I Love You to Death

I was at work the next day when he called me back. I remember seeing his name light up on my cell and thinking to myself why would Dad call me and not Grandma? I don’t know why, but seeing his name there made me think the worst and when I answered the call, that’s exactly what it was.

I don’t remember everything Dad said except that he hadn’t been able to reach Grandma and he’d called her friend Marge and asked if she knew what was going on, whether Grandma was away. Marge had said no, she’d seen her the previous morning and everything was as normal. It was after that, my Dad got worried. He called the police and asked them to go and check on her. Apparently when they arrived Grandma was inside, collapsed on the floor. She was already dead by then and there was nothing the police or the paramedics could do when they got there. Nobody knew what had happened; I think initially they thought it was a heart attack.

It was only once they got to the hospital that they discovered she’d had an anaphylactic reaction. They found the cause, a wasp sting. We never even knew she was allergic to them, I don’t ever remember her saying anything about it, maybe even she didn’t realise. But when Dad arrived in Maine at her house all he found was a vase of spilled flowers on the floor, right next to where her body had been found.

It didn’t take much to work out where the wasp had come from and it took even less for me to work out whose fault it was.

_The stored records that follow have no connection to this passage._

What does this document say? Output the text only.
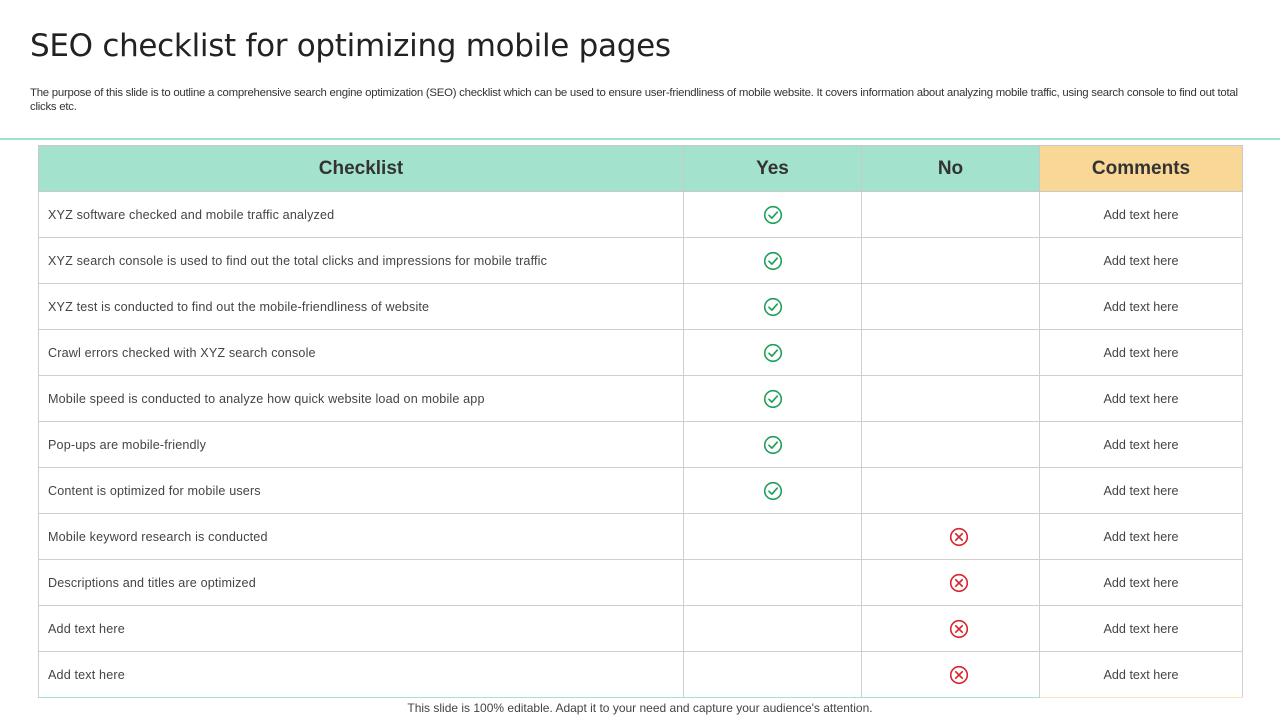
SEO checklist for optimizing mobile pages
The purpose of this slide is to outline a comprehensive search engine optimization (SEO) checklist which can be used to ensure user-friendliness of mobile website. It covers information about analyzing mobile traffic, using search console to find out total clicks etc.
Checklist	Yes	No	Comments
XYZ software checked and mobile traffic analyzed			Add text here
XYZ search console is used to find out the total clicks and impressions for mobile traffic			Add text here
XYZ test is conducted to find out the mobile-friendliness of website			Add text here
Crawl errors checked with XYZ search console			Add text here
Mobile speed is conducted to analyze how quick website load on mobile app			Add text here
Pop-ups are mobile-friendly			Add text here
Content is optimized for mobile users			Add text here
Mobile keyword research is conducted			Add text here
Descriptions and titles are optimized			Add text here
Add text here			Add text here
Add text here			Add text here
This slide is 100% editable. Adapt it to your need and capture your audience's attention.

I know I said I was a tiny bit happy at her now being reunited with my Grandad, but it still didn’t make the pain at what I’d done any easier to bear. After all, I’d been the reason they were separated in the first place. Being the reason why they were now together didn’t make that any more excusable.



When I walk into work today, I find Luke out the front making coffee. When he looks up at me and smiles, it literally stops me in my tracks. All at once my stomach feels like it’s full of all those damn butterflies again, and they’re all simultaneously trying to escape. My heart is racing and my skin feels like it’s on fire. It shocks me, this sudden complicated reaction I have to a simple smile.

"Coffee Ash?" he asks.

I can’t talk. I literally can’t move.

"Ash?" he asks looking up at me. "Would you like a coffee?"

I shake my head, trying to get my brain to work. "Yeah thanks," I finally stammer out. "Ah, why are you making me coffee?"

He smiles again and now my stomach feels like it’s falling. I feel like I’m falling or floating or maybe even flying.

"I don’t know," he says shrugging. "Just thought I would make you coffee for a change."

He places a mug on the counter for me, stirring in a sugar. He’s made it black, just like his.

Oh shit I think to myself as though I’m seeing all of this for the very first time. It’s true. I really like him. I really do like him. And he knows, I know that he knows. God he knows how I drink my coffee now, that I drink it like he does. He knows, he knows everything.

"Can I make you some breakfast?" he asks me.

Does he not realise I’m standing here mute, dumbstruck, completely blown away by my sudden realisation? Does he not see what I’m thinking, how I feel about him now? His offer of food makes me think back to our little taste test the other day. Something hot flashes through me and I wonder if I can even remain standing at this point.

"Ash?" he asks again, coming over to me. "Is everything alright?"

He’s standing right in front of me now and all I can think is I want to kiss you so badly. I look up at him and force my brain to start working. "Yeah sorry, day dreaming," I say, attempting a smile and at the same time, wondering why I can’t just lean in and kiss him.

And then, smiling back at me, Luke reaches out his hand and I watch as he runs it over my hair, curling strands of it around his finger.



Kiss me.



His eyes are very dark now. They’re watching his fingers as he gently winds my hair around them. It looks as if he isn’t in control of his own hand, as if even he’s trying to work out what it’s doing. I’m watching his eyes and I’m positive he can hear my heart, which is racing, pounding inside my chest now.



Kiss me.



His eyes move to mine. We stand there just staring at each other, waiting for one of us to move.

Waiting.

Waiting for one of us to do something.



Kiss me.



He moves a tiny bit closer towards me and I feel my heart beat increase even more as I seem to unconsciously lean towards him. My stomach has fallen to the floor, my hands are shaking at my sides and my eyes drop to his mouth, focus on his lips. Both of us lean a fraction closer.



Kiss me. Please.



The phone ringing is what breaks us apart, shattering the tense silence that’s holding us in place, unable to move away from each other, but somehow unable to move that last bit closer together. Both of us turn to the counter.

"I should get that," I say, my words strained, breathless.